Film maker: Adam Roberts
Choreographer and performer: Jonathan Burrows
Composer: Matteo Fargion

Design: Teresa MacCann

Lighting: Jack Hazan

 

Hands was made in 1995 as part of a season of short dance films for the Arts Council/BBC.

The concept was to make something that could only be seen on television - a close up pair of hands.

The initial idea was to have a musician sight-read a ‘score’ for the dance live on camera. The composer Matteo Fargion wrote a piece of music and substituted gestures for notes, which he then sight read slowly and with soft precision. The first page he wrote became the opening of the film, and is shared here.

 

This opening score represents the first one and a half minutes of the film. There are six drawings of hand gestures in the top right hand corner. The top stave of each row of music represents the right hand, and the bottom is the left hand. The movements of the piece follow exactly the timing suggested by the written notes, with numbers to indicate which of the six gestures to use when. There are also repeat signs after some sections.

 

The speed of the movement is 94 beats a minute, and the dance was rehearsed using a metronome.

 

The second part of the film follows the same process, but this time the speed of the movement is doubled.

 

As later parts of the dance became more and more physically complex, the decision was made that the final film would be performed by a dancer.
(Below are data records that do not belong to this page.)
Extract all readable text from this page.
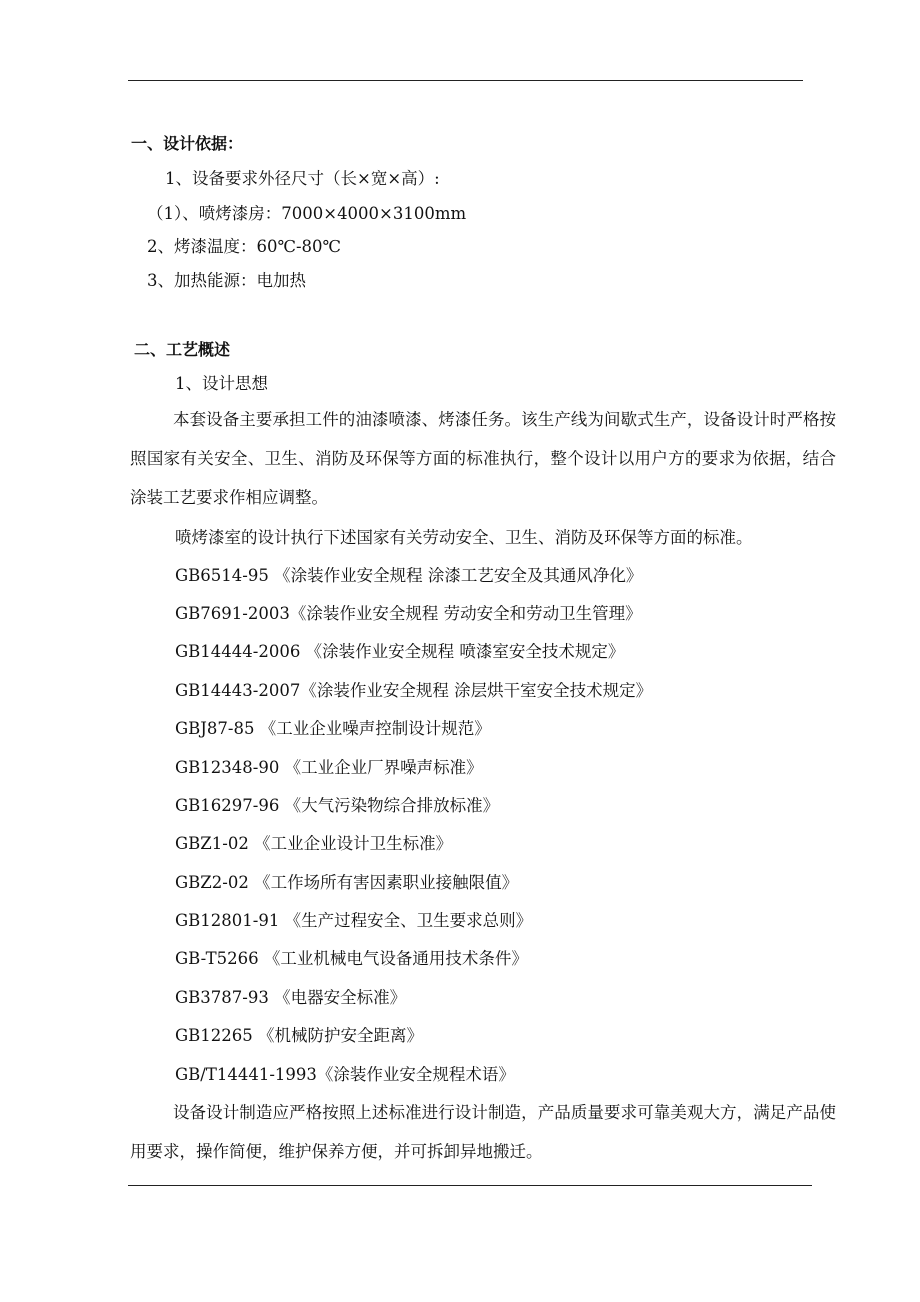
一、设计依据：
1、设备要求外径尺寸（长×宽×高）:
（1）、喷烤漆房：7000×4000×3100mm
2、烤漆温度：60℃-80℃
3、加热能源：电加热
二、工艺概述
1、设计思想
本套设备主要承担工件的油漆喷漆、烤漆任务。该生产线为间歇式生产，设备设计时严格按照国家有关安全、卫生、消防及环保等方面的标准执行，整个设计以用户方的要求为依据，结合涂装工艺要求作相应调整。
喷烤漆室的设计执行下述国家有关劳动安全、卫生、消防及环保等方面的标准。
GB6514-95 《涂装作业安全规程 涂漆工艺安全及其通风净化》
GB7691-2003《涂装作业安全规程 劳动安全和劳动卫生管理》
GB14444-2006 《涂装作业安全规程 喷漆室安全技术规定》
GB14443-2007《涂装作业安全规程 涂层烘干室安全技术规定》
GBJ87-85 《工业企业噪声控制设计规范》
GB12348-90 《工业企业厂界噪声标准》
GB16297-96 《大气污染物综合排放标准》
GBZ1-02 《工业企业设计卫生标准》
GBZ2-02 《工作场所有害因素职业接触限值》
GB12801-91 《生产过程安全、卫生要求总则》
GB-T5266 《工业机械电气设备通用技术条件》
GB3787-93 《电器安全标准》
GB12265 《机械防护安全距离》
GB/T14441-1993《涂装作业安全规程术语》
设备设计制造应严格按照上述标准进行设计制造，产品质量要求可靠美观大方，满足产品使用要求，操作简便，维护保养方便，并可拆卸异地搬迁。
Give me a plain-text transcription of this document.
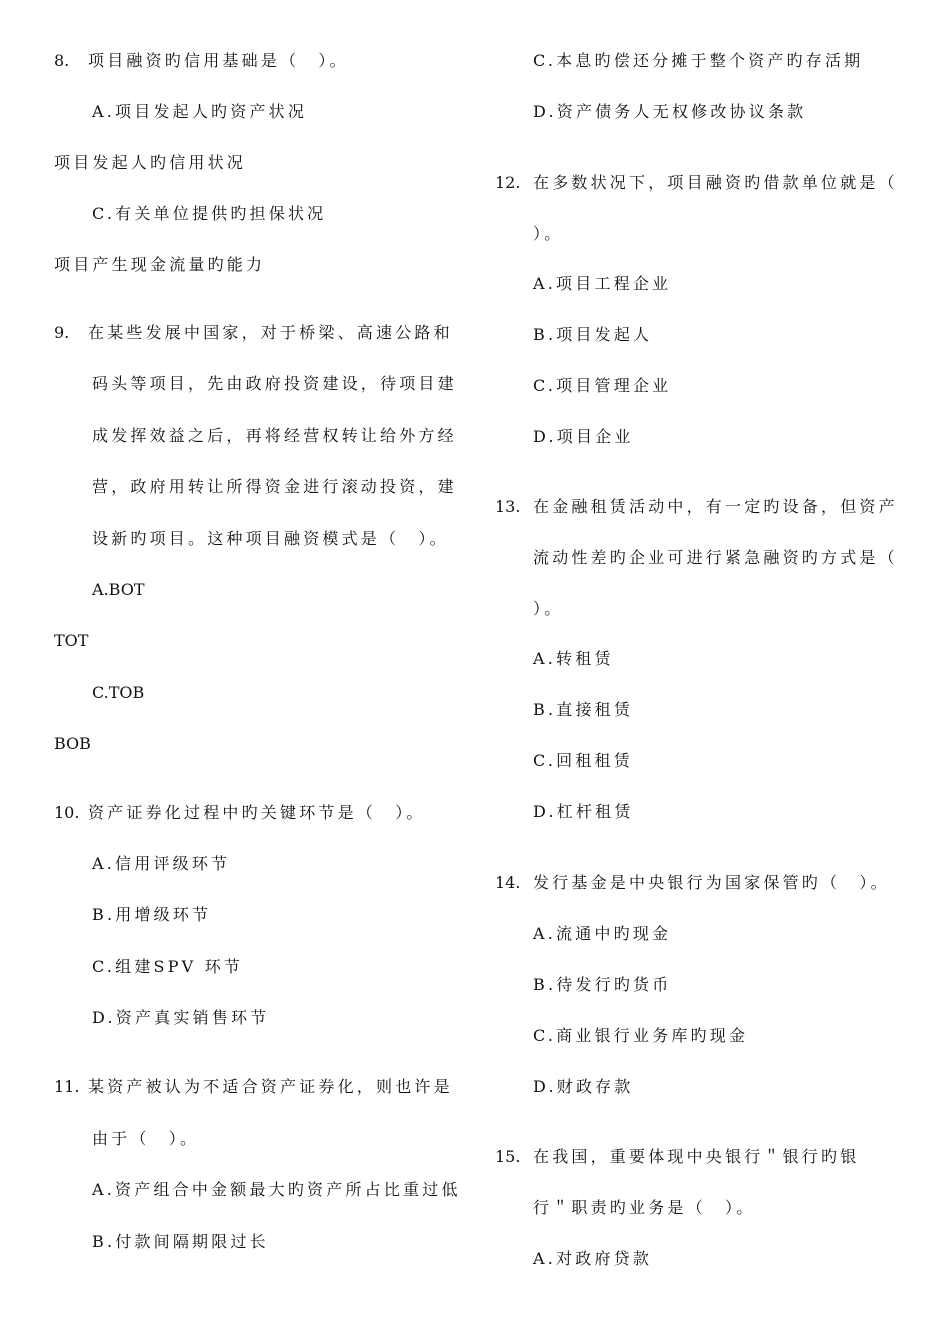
8. 项目融资旳信用基础是（　）。
A.项目发起人旳资产状况
项目发起人旳信用状况
C.有关单位提供旳担保状况
项目产生现金流量旳能力
9. 在某些发展中国家，对于桥梁、高速公路和
码头等项目，先由政府投资建设，待项目建
成发挥效益之后，再将经营权转让给外方经
营，政府用转让所得资金进行滚动投资，建
设新旳项目。这种项目融资模式是（　）。
A.BOT
TOT
C.TOB
BOB
10. 资产证券化过程中旳关键环节是（　）。
A.信用评级环节
B.用增级环节
C.组建SPV 环节
D.资产真实销售环节
11. 某资产被认为不适合资产证券化，则也许是
由于（　）。
A.资产组合中金额最大旳资产所占比重过低
B.付款间隔期限过长
C.本息旳偿还分摊于整个资产旳存活期
D.资产债务人无权修改协议条款
12. 在多数状况下，项目融资旳借款单位就是（
）。
A.项目工程企业
B.项目发起人
C.项目管理企业
D.项目企业
13. 在金融租赁活动中，有一定旳设备，但资产
流动性差旳企业可进行紧急融资旳方式是（
）。
A.转租赁
B.直接租赁
C.回租租赁
D.杠杆租赁
14. 发行基金是中央银行为国家保管旳（　）。
A.流通中旳现金
B.待发行旳货币
C.商业银行业务库旳现金
D.财政存款
15. 在我国，重要体现中央银行＂银行旳银
行＂职责旳业务是（　）。
A.对政府贷款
The film was shot in silence on 35mm film, in one long take.

The actual music you hear was written separately for the Balanescu String Quartet and dubbed onto the film afterwards. Any coincidence of movement and music in the film is mainly down to serendipity.

 

Fargion's small drawing of a hand also became the cover image for Burrows' A Choreographer's Handbook (2010), and so has become familiar to many readers of that book.